Aydınlık’a konuşan işçi ve işçi temsilcilerinin görüşleri ise şöyle:
Türkiye Petrol, Kimya, Lastik İşçileri Sendikası Düzce Şube Başkanı Ali Işık:
“Bizim sahadan edindiğimiz izlenime göre işçilerin beklentisi 20 bin liranın altında olmaması yönünde. Ama konuşulan 16 bin lira bandında. Türkiye geneline baktığımızda ev kiraları, mutfak, pazar alışverişi… İki poşet bin liraya doluyor. Bunları zaten 20 bin liraya karşılayamazsın. Sosyal devlet diyoruz, çocukların gezmesi, eğitimi, üstü başı, beslenmesi… Bunları zaten yeterli derecede karşılamak mümkün olmuyor.
‘ÜRETTİĞİMİZİ ALDIĞIMIZ SÜRECE BU DÖNGÜDEN ÇIKAMAYIZ’
“Yıllardır asgari ücrete zam geliyor, 1 Ocak’ta da her şeye zam da geliyor. Bu algıyı yıkmamız lazım. Üreten biziz, ürettiğimizi satın alan yine biziz. O zaman biz asgari ücreti bugün diyelim 20 bin lira yaptık, işveren bu oranda ürünlere zam yaptığı takdirde ne oluyor? Yüzde 50 verdiğini yüzde 100 olarak geri alıyor. Ürettiğimizi aldığımız sürece, bu döngüden kurtulamayız. Biz ürettiğimizin karşılığını alacağız ki bir denge olacak. İşveren bire beş kazanırken bizim zarar etmememiz lazım.
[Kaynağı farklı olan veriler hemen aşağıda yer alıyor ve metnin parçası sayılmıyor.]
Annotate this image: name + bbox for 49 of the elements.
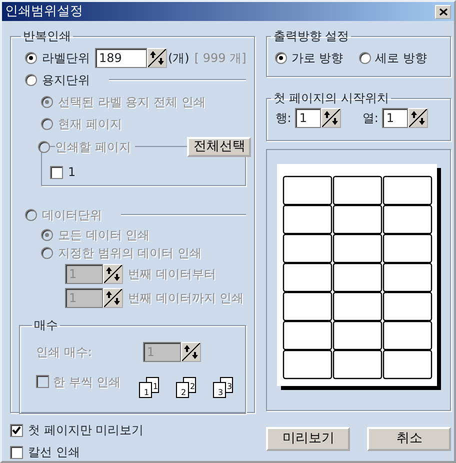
option-label: 라벨단위	[42, 50, 90, 68]
option-label: 데이터단위	[42, 207, 102, 224]
range-label: 번째 데이터부터	[128, 266, 216, 284]
option-label: 선택된 라벨 용지 전체 인쇄	[58, 94, 206, 112]
field-label: 열:	[362, 110, 378, 128]
group-title: 첫 페이지의 시작위치	[272, 91, 390, 106]
close-button[interactable]	[435, 4, 451, 18]
option-label: 세로 방향	[375, 50, 427, 68]
max-count: [ 999 개]	[194, 50, 246, 68]
checkbox[interactable]	[50, 166, 63, 179]
option-label: 한 부씩 인쇄	[53, 374, 121, 391]
spin-button[interactable]	[147, 48, 167, 68]
unit-label: (개)	[168, 50, 190, 68]
group-title: 매수	[33, 318, 59, 333]
option-label: 칼선 인쇄	[28, 444, 80, 461]
spin-arrows-icon	[104, 289, 122, 308]
field-label: 인쇄 매수:	[36, 344, 92, 361]
spin-arrows-icon	[322, 109, 340, 128]
spin-arrows-icon	[104, 265, 122, 284]
option-label: 첫 페이지만 미리보기	[28, 422, 144, 439]
option-label: 모든 데이터 인쇄	[58, 227, 150, 244]
select-all-button[interactable]: 전체선택	[187, 137, 252, 158]
checkbox[interactable]	[10, 446, 23, 458]
spin-field[interactable]: 1	[382, 108, 408, 128]
checkbox[interactable]	[10, 424, 23, 436]
field-label: 행:	[275, 110, 292, 128]
close-icon	[438, 8, 448, 16]
spin-button[interactable]	[321, 108, 342, 128]
spin-field[interactable]: 189	[95, 48, 147, 68]
spin-field[interactable]: 1	[295, 108, 322, 128]
group-title: 출력방향 설정	[272, 29, 350, 44]
dialog-button[interactable]: 취소	[367, 427, 452, 451]
spin-arrows-icon	[182, 342, 200, 361]
radio-button[interactable]	[25, 52, 37, 64]
spin-arrows-icon	[148, 49, 166, 68]
option-label: 용지단위	[42, 72, 90, 90]
page-number: 1	[68, 164, 76, 182]
spin-button[interactable]	[408, 108, 428, 128]
range-label: 번째 데이터까지 인쇄	[128, 290, 244, 308]
radio-button[interactable]	[359, 52, 372, 64]
group-title: 반복인쇄	[22, 29, 72, 44]
radio-button[interactable]	[25, 74, 37, 86]
option-label: 지정한 범위의 데이터 인쇄	[58, 245, 202, 262]
radio-button[interactable]	[275, 52, 288, 64]
window-title: 인쇄범위설정	[5, 2, 83, 21]
option-label: 가로 방향	[291, 50, 344, 68]
spin-arrows-icon	[409, 109, 428, 128]
dialog-button[interactable]: 미리보기	[266, 427, 350, 451]
option-label: 현재 페이지	[58, 116, 122, 134]
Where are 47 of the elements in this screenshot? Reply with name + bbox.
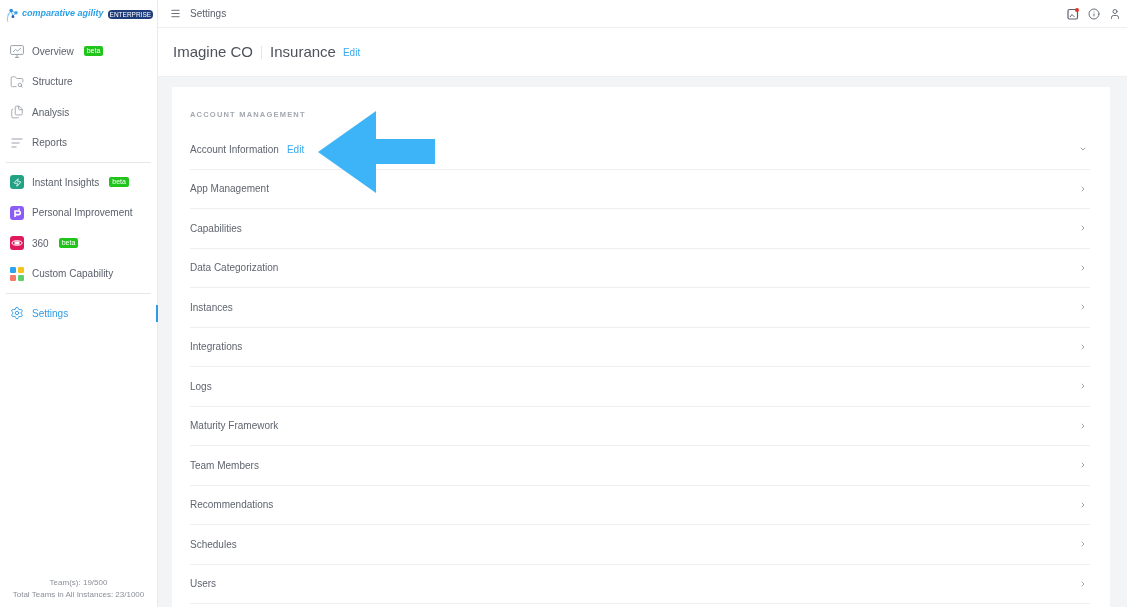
letter-tile-icon [10,205,24,220]
sidebar-item[interactable]: Structure [6,66,158,97]
monitor-chart-icon [10,44,24,58]
organization-name: Imagine CO [173,41,254,62]
user-icon[interactable] [1109,7,1121,20]
info-icon[interactable] [1088,7,1100,20]
sidebar-item[interactable]: Custom Capability [6,258,158,289]
settings-row[interactable]: Logs [190,367,1090,407]
settings-row[interactable]: Instances [190,288,1090,328]
row-label: Maturity Framework [190,419,279,434]
settings-icon [10,306,24,321]
sidebar-item[interactable]: Reports [6,127,158,158]
grid-squares-icon [10,266,24,281]
settings-row[interactable]: Team Members [190,446,1090,486]
active-indicator [156,305,158,322]
row-label: Logs [190,379,212,394]
settings-row[interactable]: Data Categorization [190,248,1090,288]
instance-name: Insurance [270,41,336,62]
folder-search-icon [10,74,24,89]
row-label: App Management [190,182,269,197]
settings-row[interactable]: Maturity Framework [190,406,1090,446]
sidebar-item[interactable]: Analysis [6,97,158,128]
settings-row[interactable]: Integrations [190,327,1090,367]
row-label: Capabilities [190,221,242,236]
documents-icon [10,105,24,120]
settings-row[interactable]: Schedules [190,525,1090,565]
row-label: Recommendations [190,498,274,513]
team-count-text: Total Teams in All Instances: 23/1000 [12,589,145,601]
row-label: Team Members [190,458,259,473]
page-title: Settings [190,7,227,21]
settings-row[interactable]: Capabilities [190,209,1090,249]
settings-row[interactable]: Recommendations [190,485,1090,525]
row-label: Account Information [190,142,279,157]
row-label: Data Categorization [190,261,279,276]
lightning-tile-icon [10,175,24,190]
row-label: Schedules [190,537,237,552]
image-icon[interactable] [1067,7,1079,20]
settings-row[interactable]: Users [190,564,1090,604]
row-label: Users [190,577,217,592]
row-label: Instances [190,300,233,315]
row-label: Integrations [190,340,243,355]
menu-icon[interactable] [170,8,181,19]
team-count-text: Team(s): 19/500 [49,577,108,589]
lines-icon [11,137,23,148]
oval-tile-icon [10,236,24,251]
logo-text: comparative agility [22,7,104,21]
sidebar-item[interactable]: Personal Improvement [6,197,158,228]
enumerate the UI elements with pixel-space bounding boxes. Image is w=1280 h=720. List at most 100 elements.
‘TRİBÜNDEN MAÇ İZLEMEKLE SAHADA TOP OYNAMAK FARKLI’
“Bizi yönetenlerin hepsi iş insanı farklı sektörlerde. TBMM’ye işçi koymadığımız sürece biz derdimizi anlatamayacağız. Tribünden maç izlemekle, sahada top oynamak çok farklı. Gelsinler bir ay işçi maaşıyla yaşamaya çalışsınlar, yapabilirler mi? Hayır. Derdimiz işveren batsın değil, ortak paydada buluşmamız. İşveren daha çok kazansın ama 10 kazanacağına 7 kazan, 3 lirayı işçiyle paylaş. İşçinin de refahı artsın, işveren de lüksünden fedakârlık yapsın. İşveren de bir ay tatil yapacağına 20 gün yapsın. Bugün işçiler karanlıkta işe gidip geliyor. Ne gün yüzü ne çocuklarının yüzünü görüyor. İnsanlar maddi manevi rahatsız.”
‘HAYATTAN KEYİF ALMIYORUZ’
İsmini vermek istemeyen asgari ücretli işçi S.K:
Asgari ücretin artması bir işe yaramıyor. Benim cebime giren para yine eriyor. Şimdi artış olunca kiralar artacak. Market fiyatları şimdiden arttı zaten! Ev sahibim kesin ara zam isteyecek. Bıktım artık. Her asgari ücret görüşmeleri döneminde tedirginim… Bu kaygıyla sürekli cebindeki parayı düşünerek yaşamak çok zor artık. Hayattan keyif alamaz hale geldik, her sohbette ekonomi konuşuluyor. Şöyle bir oh diyemiyoruz. Fiyatlar sabitlensin yeter. Serbest piyasaya müdahale etsin devlet artık, fedakarlığı biraz da başkaları yapsın!
BEBEĞİN SADECE MAMASI AYDA 3 BİN LİRAYI AŞTI
İşsiz ve ismini vermek istemeyen bir anne B.K:
Bebeğim var, bakacak kimse yok, çalışmak istememe rağmen çalışamıyorum. Bu kadar küçük bebeğe bakacak bir yer yok, olsa bile fiyatlar dudak uçuklatıyor. Eşim asgari ücretle çalışıyor, ek işler yapıyor. Bezdir başka bir ihtiyaçtır oraya gelene kadar… Bebeğimin sadece mama parası 3 bin liranın üzerinde. Kira, kredi çevir derken yaşam mücadelesi veriyoruz. Çözüm ne olur bilmiyoruz, artık devletten çare bekliyoruz.